Further, the PNCR Leader lobbied for measures that would increase local food supply, explaining that inflation cannot be addressed solely by increasing people’s income.
“We believe that one of the ways to address these sharp food price increases is through building agricultural production throughout Guyana. Each region of this country should be food-secure,” he reasoned.
It is againnst this background that he called on the Government to focus efforts on building agriculture across Guyana.
“Every region should have an agricultural programme that is aimed at achieving food self-sufficiency. In addition, buffer stocks arrangements could be put in place to deal with rising prices. Serious efforts must also be made to facilitate agro-processing, not just grand aspirations with no concrete solutions but clear and well thought out policies and programmes to develop agro processing,” he submitted.

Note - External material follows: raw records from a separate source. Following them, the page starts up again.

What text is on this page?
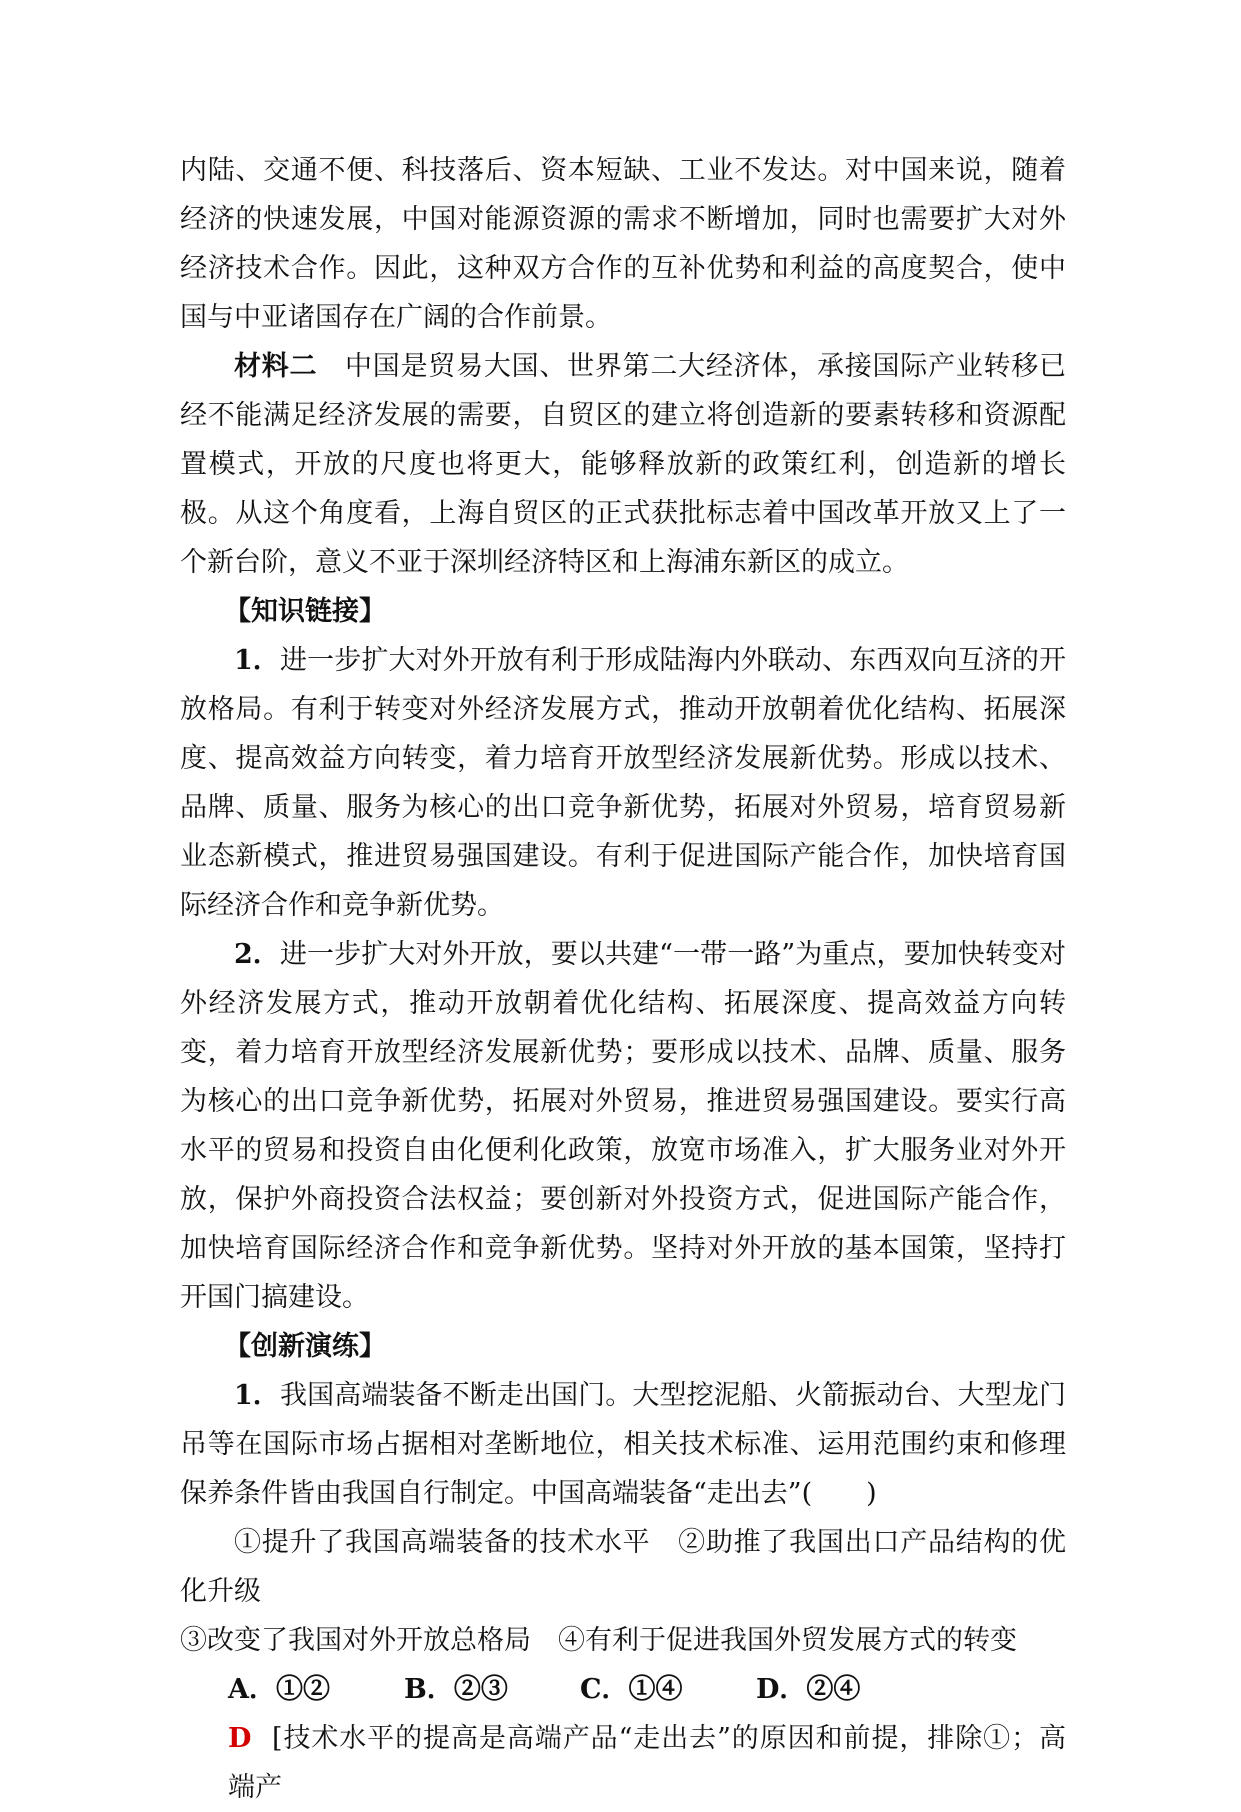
内陆、交通不便、科技落后、资本短缺、工业不发达。对中国来说，随着经济的快速发展，中国对能源资源的需求不断增加，同时也需要扩大对外经济技术合作。因此，这种双方合作的互补优势和利益的高度契合，使中国与中亚诸国存在广阔的合作前景。

材料二　 中国是贸易大国、世界第二大经济体，承接国际产业转移已经不能满足经济发展的需要，自贸区的建立将创造新的要素转移和资源配置模式，开放的尺度也将更大，能够释放新的政策红利，创造新的增长极。从这个角度看，上海自贸区的正式获批标志着中国改革开放又上了一个新台阶，意义不亚于深圳经济特区和上海浦东新区的成立。

【知识链接】

1．进一步扩大对外开放有利于形成陆海内外联动、东西双向互济的开放格局。有利于转变对外经济发展方式，推动开放朝着优化结构、拓展深度、提高效益方向转变，着力培育开放型经济发展新优势。形成以技术、品牌、质量、服务为核心的出口竞争新优势，拓展对外贸易，培育贸易新业态新模式，推进贸易强国建设。有利于促进国际产能合作，加快培育国际经济合作和竞争新优势。

2．进一步扩大对外开放，要以共建“一带一路”为重点，要加快转变对外经济发展方式，推动开放朝着优化结构、拓展深度、提高效益方向转变，着力培育开放型经济发展新优势；要形成以技术、品牌、质量、服务为核心的出口竞争新优势，拓展对外贸易，推进贸易强国建设。要实行高水平的贸易和投资自由化便利化政策，放宽市场准入，扩大服务业对外开放，保护外商投资合法权益；要创新对外投资方式，促进国际产能合作，加快培育国际经济合作和竞争新优势。坚持对外开放的基本国策，坚持打开国门搞建设。

【创新演练】

1．我国高端装备不断走出国门。大型挖泥船、火箭振动台、大型龙门吊等在国际市场占据相对垄断地位，相关技术标准、运用范围约束和修理保养条件皆由我国自行制定。中国高端装备“走出去”(　　)

①提升了我国高端装备的技术水平　②助推了我国出口产品结构的优化升级

③改变了我国对外开放总格局　④有利于促进我国外贸发展方式的转变

A．①②	B．②③	C．①④	D．②④

D [技术水平的提高是高端产品“走出去”的原因和前提，排除①；高端产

Special emphasis, he said, must be placed on small-scale farming – an important source of employment for many and a means of dealing with high food prices – he added while making a case for the expansion of the Rural Agricultural Infrastructure Development (RAID) Programme, which was initiated by the A Partnership for National Unity + Alliance For Change (APNU+AFC) Government, and the issuance of $5M grants to help micro, small and medium-scale businesses.
According to Norton, while the PNCR is cognizant that the world is experiencing inflation, it is disappointed that the PPP/C Administration has not conceptualise or implement policies that will bring relief to the people of Guyana.
“Had the government followed the PNCR’s advice and developed a people-centered approach; Guyanese today would have had more money to offset rising prices. The PNCR had advised, for example, increasing the 2022 salary of public servants by over 25%, raising the minimum wage and tax threshold, removing personal income tax for low-wage earners, providing a generous risk allowance to frontline workers, and guaranteeing all households a minimum livable income. Such measures would have helped considerably,” he said.
Noting that the rise in cost of living affects all Guyanese, Norton said a democratic government would have been guided by Article 13 of the Constitution and consult the Opposition with the aim of arriving at the most effective policies, but the PPP/C has shied away from such democratic stance.